Dietro l’apparente confronto tra due modelli industriali, si nasconde una lotta tra visioni del potere: una Mediobanca alleata con Generali, oppure una Mediobanca assorbita nella strategia del Monte dei Paschi, banco pubblico, ancora controllato dal Tesoro. Siena osserva con interesse, consapevole che per Mps l’operazione sarebbe una rivincita storica. L’a.d. Lovaglio assicura che non c’è guerra, solo concorrenza. Ma le mosse parlano da sole.
E poi c’è Delfin, la cassaforte della famiglia Del Vecchio. Possiede quasi il 20% e resta alla finestra. Basterà un suo cenno per spostare gli equilibri. Tutti la corteggiano, tutti aspettano. Il rischio? Che l’assemblea venga usata per contare le truppe, non per decidere sul merito di un’operazione complessa.

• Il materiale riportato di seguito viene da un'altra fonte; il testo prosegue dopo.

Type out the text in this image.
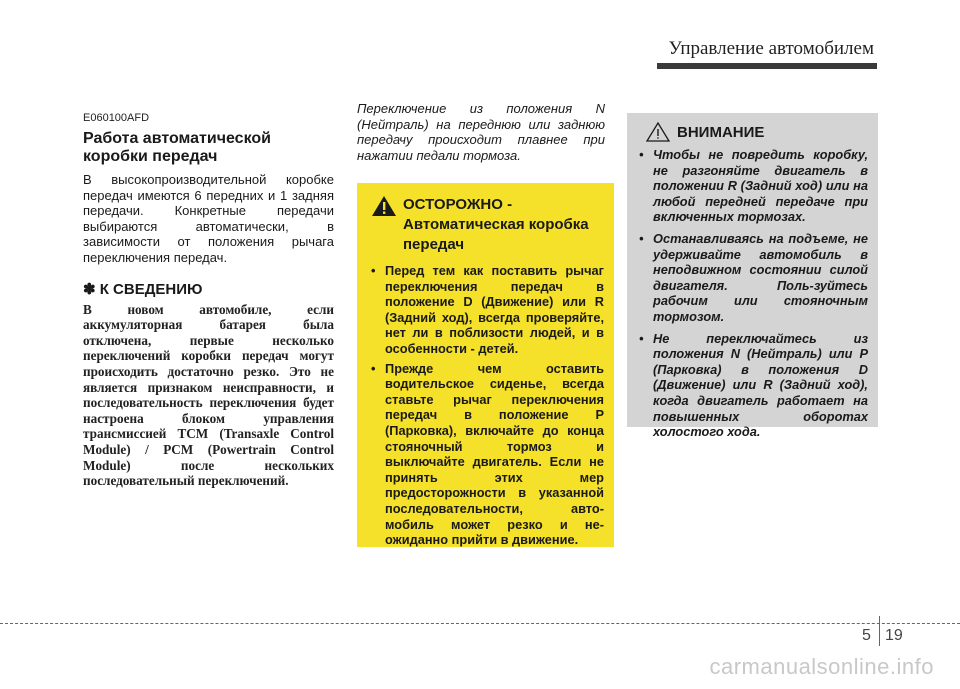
Управление автомобилем
E060100AFD
Работа автоматической коробки передач
В высокопроизводительной коробке передач имеются 6 передних и 1 задняя передачи. Конкретные передачи выбираются автоматически, в зависимости от положения рычага переключения передач.
✽ К СВЕДЕНИЮ
В новом автомобиле, если аккумуляторная батарея была отключена, первые несколько переключений коробки передач могут происходить достаточно резко. Это не является признаком неисправности, и последовательность переключения будет настроена блоком управления трансмиссией TCM (Transaxle Control Module) / PCM (Powertrain Control Module) после нескольких последовательный переключений.
Переключение из положения N (Нейтраль) на переднюю или заднюю передачу происходит плавнее при нажатии педали тормоза.
ОСТОРОЖНО -
Автоматическая коробка передач
• Перед тем как поставить рычаг переключения передач в положение D (Движение) или R (Задний ход), всегда проверяйте, нет ли в поблизости людей, и в особенности - детей.
• Прежде чем оставить водительское сиденье, всегда ставьте рычаг переключения передач в положение P (Парковка), включайте до конца стояночный тормоз и выключайте двигатель. Если не принять этих мер предосторожности в указанной последовательности, авто-мобиль может резко и не-ожиданно прийти в движение.
ВНИМАНИЕ
• Чтобы не повредить коробку, не разгоняйте двигатель в положении R (Задний ход) или на любой передней передаче при включенных тормозах.
• Останавливаясь на подъеме, не удерживайте автомобиль в неподвижном состоянии силой двигателя. Поль-зуйтесь рабочим или стояночным тормозом.
• Не переключайтесь из положения N (Нейтраль) или P (Парковка) в положения D (Движение) или R (Задний ход), когда двигатель работает на повышенных оборотах холостого хода.
5 19
carmanualsonline.info
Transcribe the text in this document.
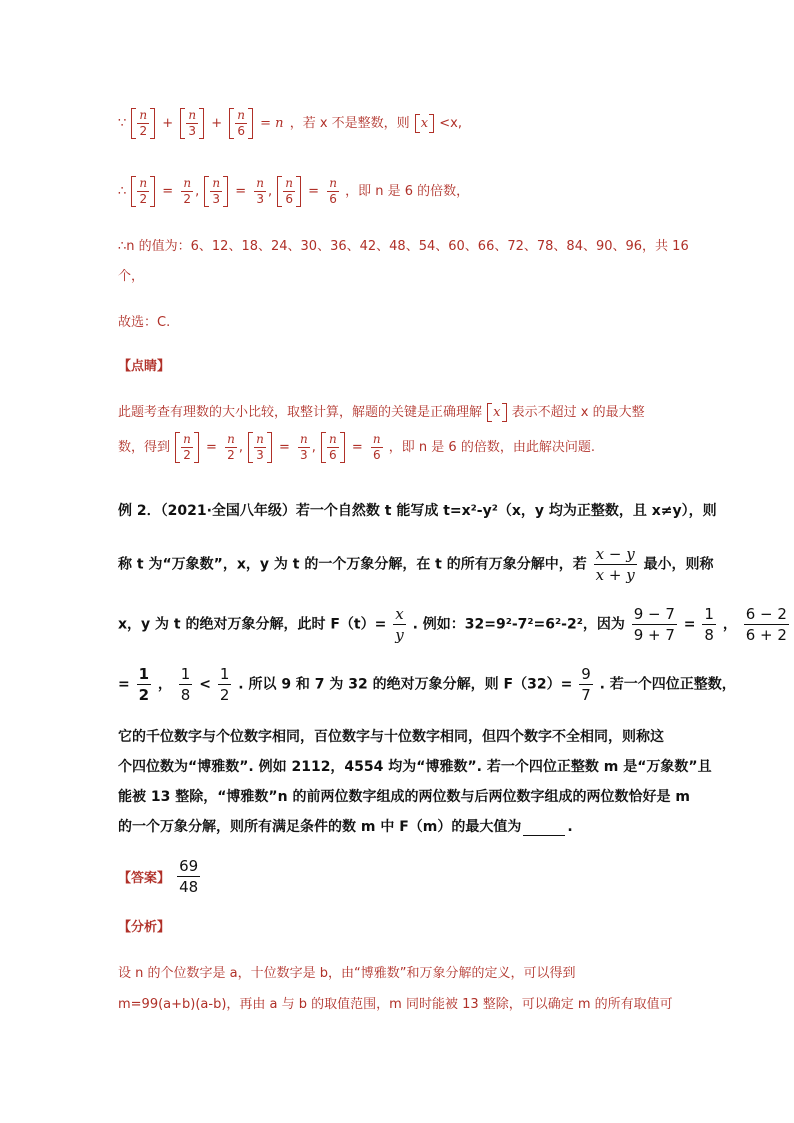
∵ $\frac{n}{2} + \frac{n}{3} + \frac{n}{6} = n$ ，若 x 不是整数，则 x <x,
∴ $\frac{n}{2} = \frac{n}{2}$ , $\frac{n}{3} = \frac{n}{3}$ , $\frac{n}{6} = \frac{n}{6}$ ，即 n 是 6 的倍数，
∴n 的值为：6、12、18、24、30、36、42、48、54、60、66、72、78、84、90、96，共 16
个，
故选：C.
【点睛】
此题考查有理数的大小比较，取整计算，解题的关键是正确理解 x 表示不超过 x 的最大整
数，得到 $\frac{n}{2} = \frac{n}{2}$ , $\frac{n}{3} = \frac{n}{3}$ , $\frac{n}{6} = \frac{n}{6}$ ，即 n 是 6 的倍数，由此解决问题.
例 2．（2021·全国八年级）若一个自然数 t 能写成 t=x²-y²（x，y 均为正整数，且 x≠y），则
称 t 为“万象数”，x，y 为 t 的一个万象分解，在 t 的所有万象分解中，若 $\frac{x - y}{x + y}$ 最小，则称
x，y 为 t 的绝对万象分解，此时 $F(t)= \frac{x}{y}$ . 例如：32=9²-7²=6²-2²，因为 $\frac{9 - 7}{9 + 7} = \frac{1}{8}$ ， $\frac{6 - 2}{6 + 2}$
= $\frac{1}{2}$ ， $\frac{1}{8} < \frac{1}{2}$ . 所以 9 和 7 为 32 的绝对万象分解，则 $F(32)= \frac{9}{7}$ . 若一个四位正整数，
它的千位数字与个位数字相同，百位数字与十位数字相同，但四个数字不全相同，则称这
个四位数为“博雅数”. 例如 2112，4554 均为“博雅数”. 若一个四位正整数 m 是“万象数”且
能被 13 整除，“博雅数”n 的前两位数字组成的两位数与后两位数字组成的两位数恰好是 m
的一个万象分解，则所有满足条件的数 m 中 F（m）的最大值为	.
【答案】 $\frac{69}{48}$
【分析】
设 n 的个位数字是 a，十位数字是 b，由“博雅数”和万象分解的定义，可以得到
m=99(a+b)(a-b)，再由 a 与 b 的取值范围，m 同时能被 13 整除，可以确定 m 的所有取值可
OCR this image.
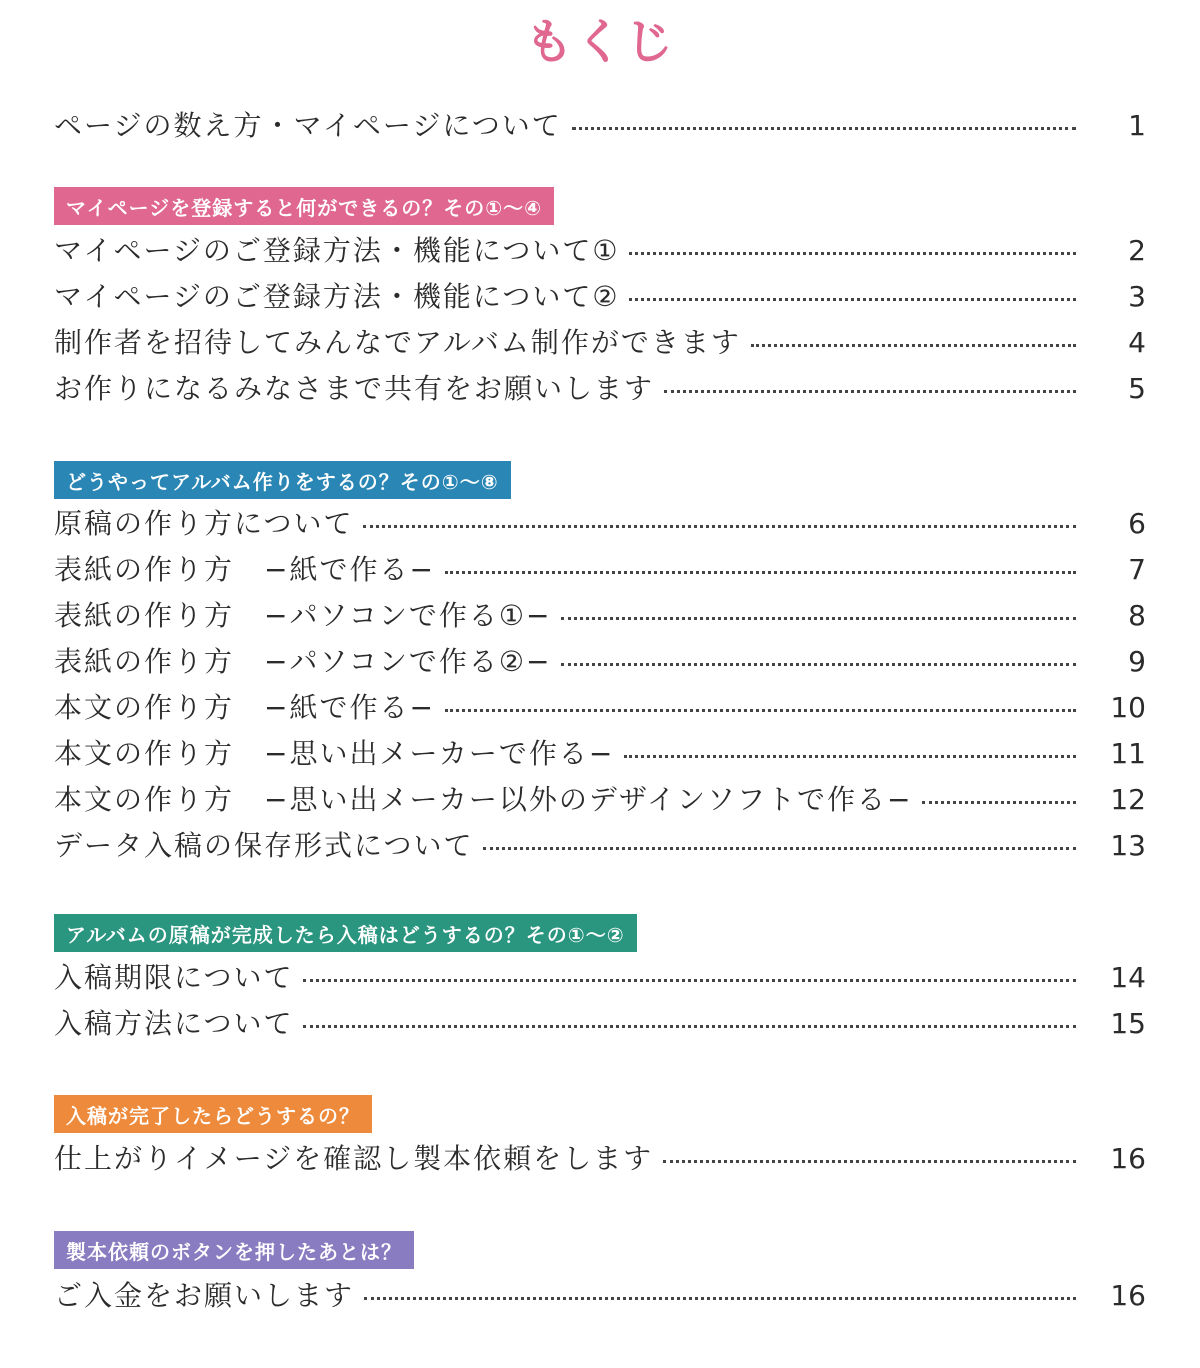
もくじ
ページの数え方・マイページについて	1
マイページを登録すると何ができるの？その①〜④
マイページのご登録方法・機能について①	2
マイページのご登録方法・機能について②	3
制作者を招待してみんなでアルバム制作ができます	4
お作りになるみなさまで共有をお願いします	5
どうやってアルバム作りをするの？その①〜⑧
原稿の作り方について	6
表紙の作り方　−紙で作る−	7
表紙の作り方　−パソコンで作る①−	8
表紙の作り方　−パソコンで作る②−	9
本文の作り方　−紙で作る−	10
本文の作り方　−思い出メーカーで作る−	11
本文の作り方　−思い出メーカー以外のデザインソフトで作る−	12
データ入稿の保存形式について	13
アルバムの原稿が完成したら入稿はどうするの？その①〜②
入稿期限について	14
入稿方法について	15
入稿が完了したらどうするの？
仕上がりイメージを確認し製本依頼をします	16
製本依頼のボタンを押したあとは？
ご入金をお願いします	16
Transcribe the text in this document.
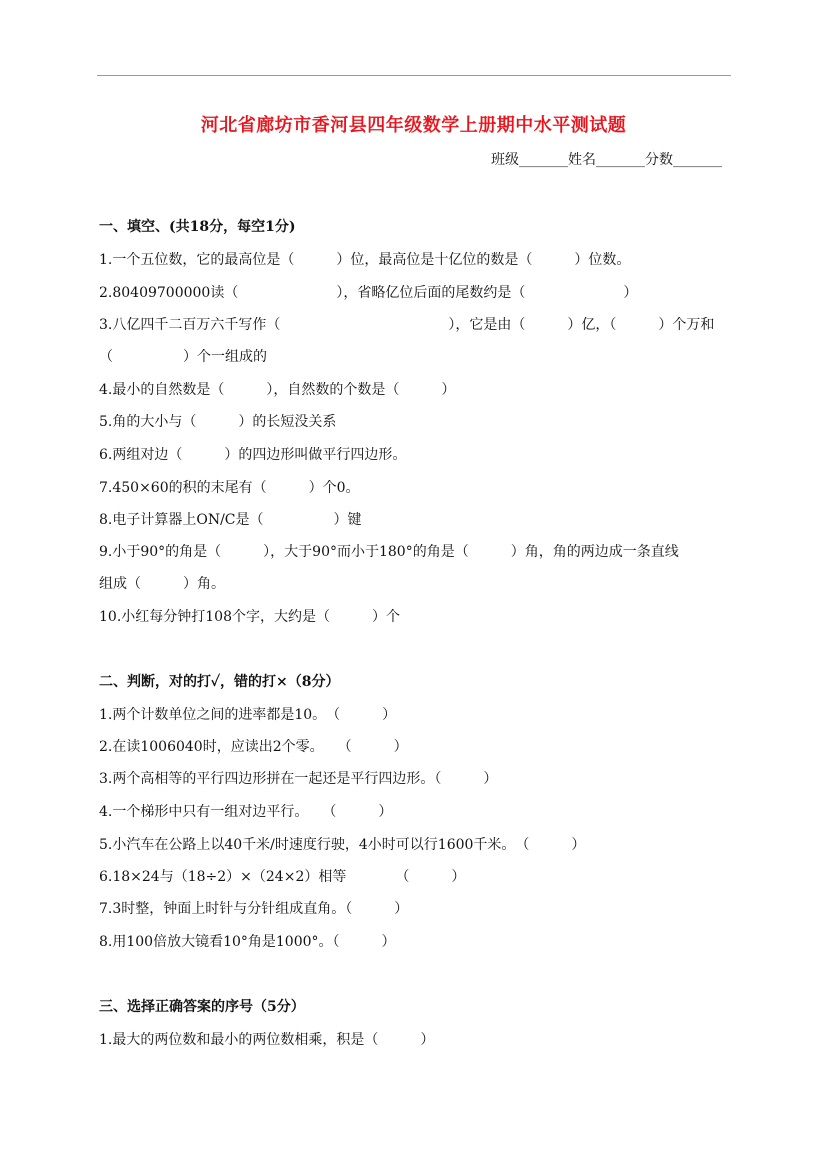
河北省廊坊市香河县四年级数学上册期中水平测试题
班级_______姓名_______分数_______
一、填空、(共18分，每空1分)
1.一个五位数，它的最高位是（　　　）位，最高位是十亿位的数是（　　　）位数。
2.80409700000读（　　　　　　　），省略亿位后面的尾数约是（　　　　　　　）
3.八亿四千二百万六千写作（　　　　　　　　　　　　），它是由（　　　）亿，（　　　）个万和
（　　　　　）个一组成的
4.最小的自然数是（　　　），自然数的个数是（　　　）
5.角的大小与（　　　）的长短没关系
6.两组对边（　　　）的四边形叫做平行四边形。
7.450×60的积的末尾有（　　　）个0。
8.电子计算器上ON/C是（　　　　　）键
9.小于90°的角是（　　　），大于90°而小于180°的角是（　　　）角，角的两边成一条直线
组成（　　　）角。
10.小红每分钟打108个字，大约是（　　　）个
二、判断，对的打✓，错的打×（8分）
1.两个计数单位之间的进率都是10。　（　　　）
2.在读1006040时，应读出2个零。　　（　　　）
3.两个高相等的平行四边形拼在一起还是平行四边形。（　　　）
4.一个梯形中只有一组对边平行。　　（　　　）
5.小汽车在公路上以40千米/时速度行驶，4小时可以行1600千米。　（　　　）
6.18×24与（18÷2）×（24×2）相等　　　　（　　　）
7.3时整，钟面上时针与分针组成直角。（　　　）
8.用100倍放大镜看10°角是1000°。（　　　）
三、选择正确答案的序号（5分）
1.最大的两位数和最小的两位数相乘，积是（　　　）
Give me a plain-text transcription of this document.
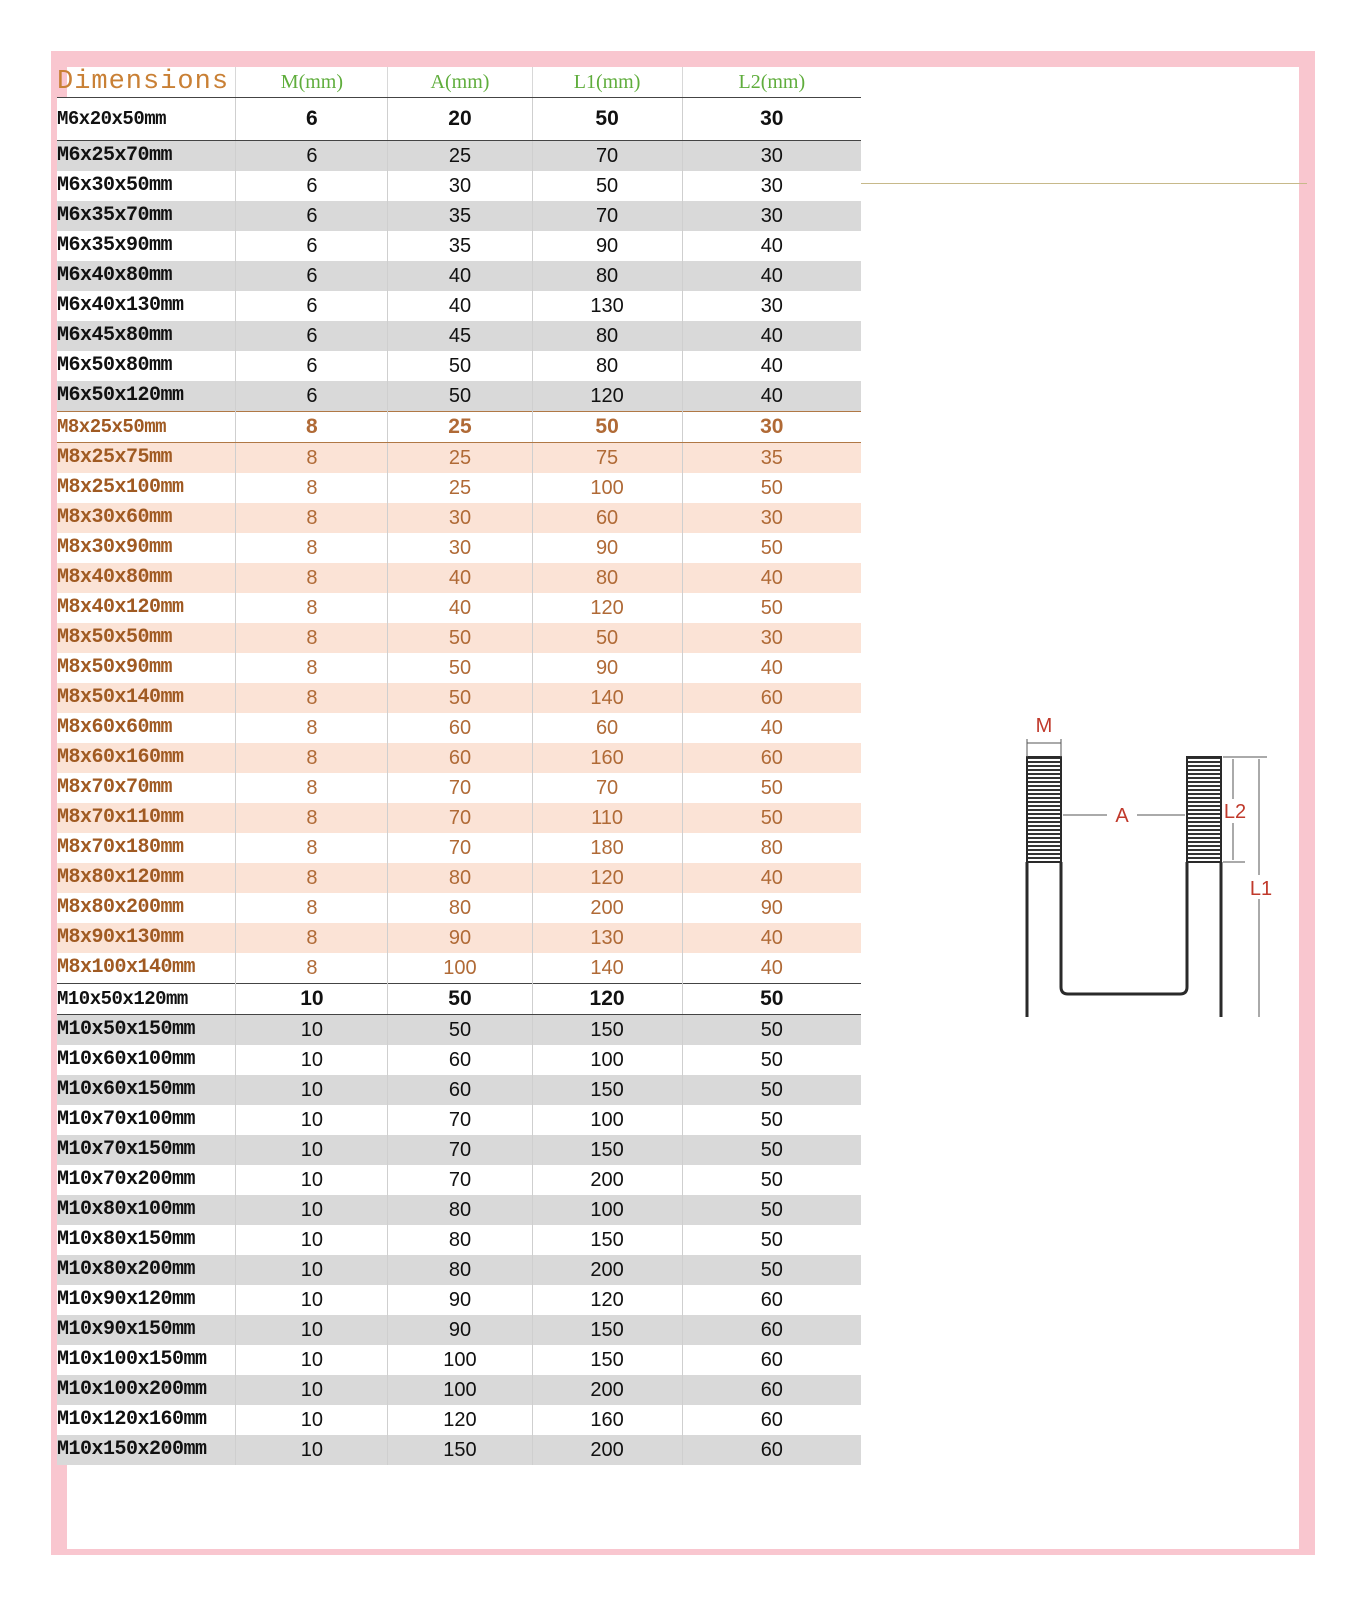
Dimensions	M(mm)	A(mm)	L1(mm)	L2(mm)
M6x20x50mm	6	20	50	30
M6x25x70mm	6	25	70	30
M6x30x50mm	6	30	50	30
M6x35x70mm	6	35	70	30
M6x35x90mm	6	35	90	40
M6x40x80mm	6	40	80	40
M6x40x130mm	6	40	130	30
M6x45x80mm	6	45	80	40
M6x50x80mm	6	50	80	40
M6x50x120mm	6	50	120	40
M8x25x50mm	8	25	50	30
M8x25x75mm	8	25	75	35
M8x25x100mm	8	25	100	50
M8x30x60mm	8	30	60	30
M8x30x90mm	8	30	90	50
M8x40x80mm	8	40	80	40
M8x40x120mm	8	40	120	50
M8x50x50mm	8	50	50	30
M8x50x90mm	8	50	90	40
M8x50x140mm	8	50	140	60
M8x60x60mm	8	60	60	40
M8x60x160mm	8	60	160	60
M8x70x70mm	8	70	70	50
M8x70x110mm	8	70	110	50
M8x70x180mm	8	70	180	80
M8x80x120mm	8	80	120	40
M8x80x200mm	8	80	200	90
M8x90x130mm	8	90	130	40
M8x100x140mm	8	100	140	40
M10x50x120mm	10	50	120	50
M10x50x150mm	10	50	150	50
M10x60x100mm	10	60	100	50
M10x60x150mm	10	60	150	50
M10x70x100mm	10	70	100	50
M10x70x150mm	10	70	150	50
M10x70x200mm	10	70	200	50
M10x80x100mm	10	80	100	50
M10x80x150mm	10	80	150	50
M10x80x200mm	10	80	200	50
M10x90x120mm	10	90	120	60
M10x90x150mm	10	90	150	60
M10x100x150mm	10	100	150	60
M10x100x200mm	10	100	200	60
M10x120x160mm	10	120	160	60
M10x150x200mm	10	150	200	60
M
A	L2
L1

Nel frattempo, in parallelo, esplode l’ennesima vicenda giudiziaria legata al Monte dei Paschi. I vecchi vertici – Profumo, Viola, Tononi – rinviati a giudizio per le operazioni sui crediti deteriorati. La banca, oggi, minimizza. Ma la memoria collettiva è corta, e certi nomi evocano ancora ombre pesanti.
Insomma, più che una scelta strategica, quella del 16 giugno rischia di essere la riedizione del solito copione italiano: pochi uomini, molto potere, interessi incrociati e scarsa trasparenza. Gli azionisti dovranno decidere: visione industriale o regolamento di conti?